De plus, Harden ne néglige jamais ses partenaires : il a aussi délivré 7,5 assists par match. Seuls six joueurs de NBA font mieux. Combiné avec son grand nombre de tirs, le guard a ainsi été impliqué dans 40,5% des attaques des Rockets. À une exception près, c’est le plus haut usage rate de l’histoire de la NBA (après Russell Westbrook en 2016/17, 41,7%). C’est sans doute dû en partie aux blessures de ses coéquipiers Chris Paul et Clint Capela, qui ont forcé Harden à porter l’attaque seul sur ses épaules.

C’est aussi pour cette raison-là que sa grande efficacité est remarquable, car Harden reçoit très peu l’occasion de souffler. Il s’accorde lui-même moins de temps de repos en défense, alors qu’autrefois, il lui arrivait parfois de prendre ses tâches défensives à la légère. Seul Paul George (2,21) a réalisé plus d’interceptions que Harden (2,03) la saison dernière. Et même en situation de un-contre-un sous l’anneau, il s’est révélé comme l’un des meilleurs guards défensifs de la ligue.

Un attaquant d’une autre planète, et un défenseur plus doué que la moyenne. Pourtant, Harden est loin d’arriver en tête dans les sondages de popularité des fans, et de ses collègues. Ce sont surtout que puristes du basket, ceux qui insistent sur l’aspect collectif du jeu, qui n’apprécient pas Harden monopolise trop le ballon.

…et source d’irritation

The Beard a réalisé, par exemple, plus de 1 contre 1 à lui seul que n’importe quelle autre équipe de NBA (de 15 joueurs). Et aujourd’hui déjà, à 29 ans, il est le meilleur tireur à trois points unassisted (des tirs qu’il se crée tout seul) de toute l’histoire.

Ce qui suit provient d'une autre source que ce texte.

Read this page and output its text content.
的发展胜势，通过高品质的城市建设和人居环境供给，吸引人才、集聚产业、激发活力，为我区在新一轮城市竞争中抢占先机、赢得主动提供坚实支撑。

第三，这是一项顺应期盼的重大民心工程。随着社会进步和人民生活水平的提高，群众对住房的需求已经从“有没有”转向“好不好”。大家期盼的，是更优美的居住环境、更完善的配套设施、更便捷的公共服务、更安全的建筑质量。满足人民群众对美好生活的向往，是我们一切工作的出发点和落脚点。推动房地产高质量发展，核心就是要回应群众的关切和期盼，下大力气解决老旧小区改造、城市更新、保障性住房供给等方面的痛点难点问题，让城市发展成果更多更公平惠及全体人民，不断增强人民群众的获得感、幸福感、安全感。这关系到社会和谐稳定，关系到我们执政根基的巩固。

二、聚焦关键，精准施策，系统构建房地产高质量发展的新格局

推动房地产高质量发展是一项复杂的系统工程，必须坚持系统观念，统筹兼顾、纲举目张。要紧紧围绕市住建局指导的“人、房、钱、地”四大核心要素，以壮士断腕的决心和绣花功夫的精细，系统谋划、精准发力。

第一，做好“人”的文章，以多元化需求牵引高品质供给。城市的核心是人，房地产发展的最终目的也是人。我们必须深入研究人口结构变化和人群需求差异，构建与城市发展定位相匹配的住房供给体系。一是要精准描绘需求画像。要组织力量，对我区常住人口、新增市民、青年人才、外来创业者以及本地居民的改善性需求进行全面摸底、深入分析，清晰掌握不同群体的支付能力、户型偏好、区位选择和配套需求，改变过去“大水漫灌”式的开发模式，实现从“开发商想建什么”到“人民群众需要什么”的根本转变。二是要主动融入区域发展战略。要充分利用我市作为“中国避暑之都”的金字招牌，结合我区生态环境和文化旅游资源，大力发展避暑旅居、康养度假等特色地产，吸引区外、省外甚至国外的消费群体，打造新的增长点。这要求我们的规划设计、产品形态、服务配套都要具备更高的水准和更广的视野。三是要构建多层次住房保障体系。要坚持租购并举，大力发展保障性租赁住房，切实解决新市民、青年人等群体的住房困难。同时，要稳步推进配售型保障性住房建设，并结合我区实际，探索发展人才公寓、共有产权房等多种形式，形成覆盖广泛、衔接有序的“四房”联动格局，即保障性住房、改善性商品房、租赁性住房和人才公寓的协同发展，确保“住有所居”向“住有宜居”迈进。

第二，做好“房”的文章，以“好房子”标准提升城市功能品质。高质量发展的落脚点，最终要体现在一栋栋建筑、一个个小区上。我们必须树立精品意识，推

Une autre source d’irritation, c’est le fait que les arbitres oublient trop souvent de lui siffler un marché lors de ses step-back. Et qu’ils sifflent aussi trop de fautes sur sa personne – d’où le grand nombre de lancers-francs qui lui sont accordés.

Ce sont des éléments qui peuvent jouer un rôle lors de l’élection du MVP de la saison. Car, malgré des chiffres historiques, Harden n’a aucune garantie d’être élu. Giannis Antetokounmpo a, lui aussi, réalisé une saison phénoménale avec les Milwaukee Bucks.

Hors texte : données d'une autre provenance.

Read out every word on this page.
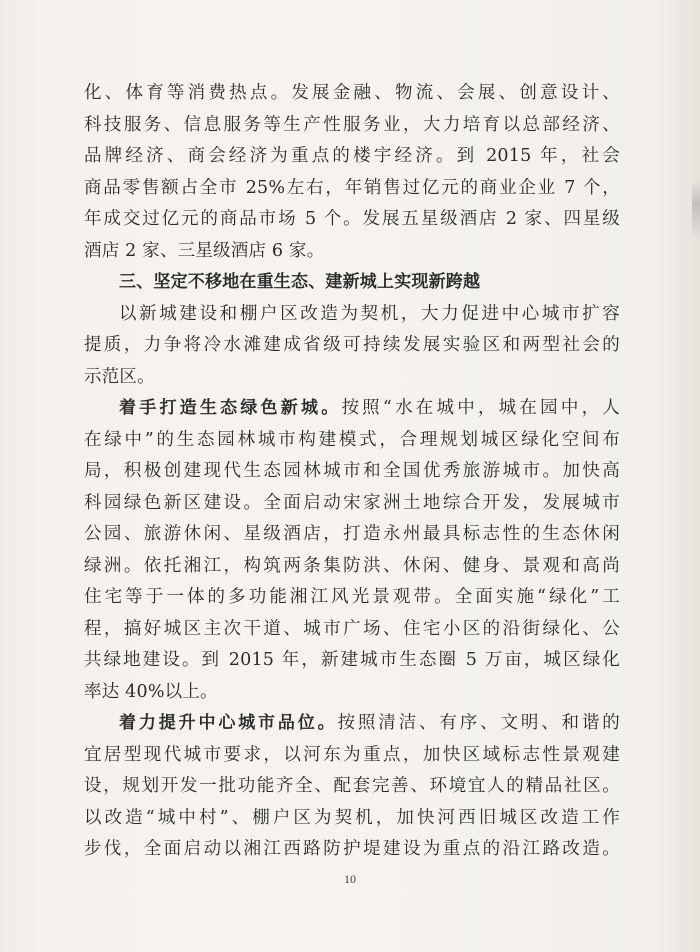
化、体育等消费热点。发展金融、物流、会展、创意设计、
科技服务、信息服务等生产性服务业，大力培育以总部经济、
品牌经济、商会经济为重点的楼宇经济。到 2015 年，社会
商品零售额占全市 25%左右，年销售过亿元的商业企业 7 个，
年成交过亿元的商品市场 5 个。发展五星级酒店 2 家、四星级
酒店 2 家、三星级酒店 6 家。
三、坚定不移地在重生态、建新城上实现新跨越
以新城建设和棚户区改造为契机，大力促进中心城市扩容
提质，力争将冷水滩建成省级可持续发展实验区和两型社会的
示范区。
着手打造生态绿色新城。按照“水在城中，城在园中，人
在绿中”的生态园林城市构建模式，合理规划城区绿化空间布
局，积极创建现代生态园林城市和全国优秀旅游城市。加快高
科园绿色新区建设。全面启动宋家洲土地综合开发，发展城市
公园、旅游休闲、星级酒店，打造永州最具标志性的生态休闲
绿洲。依托湘江，构筑两条集防洪、休闲、健身、景观和高尚
住宅等于一体的多功能湘江风光景观带。全面实施“绿化”工
程，搞好城区主次干道、城市广场、住宅小区的沿街绿化、公
共绿地建设。到 2015 年，新建城市生态圈 5 万亩，城区绿化
率达 40%以上。
着力提升中心城市品位。按照清洁、有序、文明、和谐的
宜居型现代城市要求，以河东为重点，加快区域标志性景观建
设，规划开发一批功能齐全、配套完善、环境宜人的精品社区。
以改造“城中村”、棚户区为契机，加快河西旧城区改造工作
步伐，全面启动以湘江西路防护堤建设为重点的沿江路改造。
10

Mais James Harden s’en fiche. La seule chose qui l’intéresse vraiment, c’est un titre de NBA. La saison dernière, avec Houston, il n’a échoué que dans les finals de la Conférence Ouest, face au futur champion, Golden State. Cette saison, les Warriors rencontreront déjà les Rockets en demi, dans les play-offs, s’ils éliminent Utah Jazz au premier tour.

Et dans ce cas-là, il faudra vraiment un Harden des grands jours, celui qui inscrit 36 points en moyenne, pour barrer la route de Kevin Durant, Stephen Curry et Cie.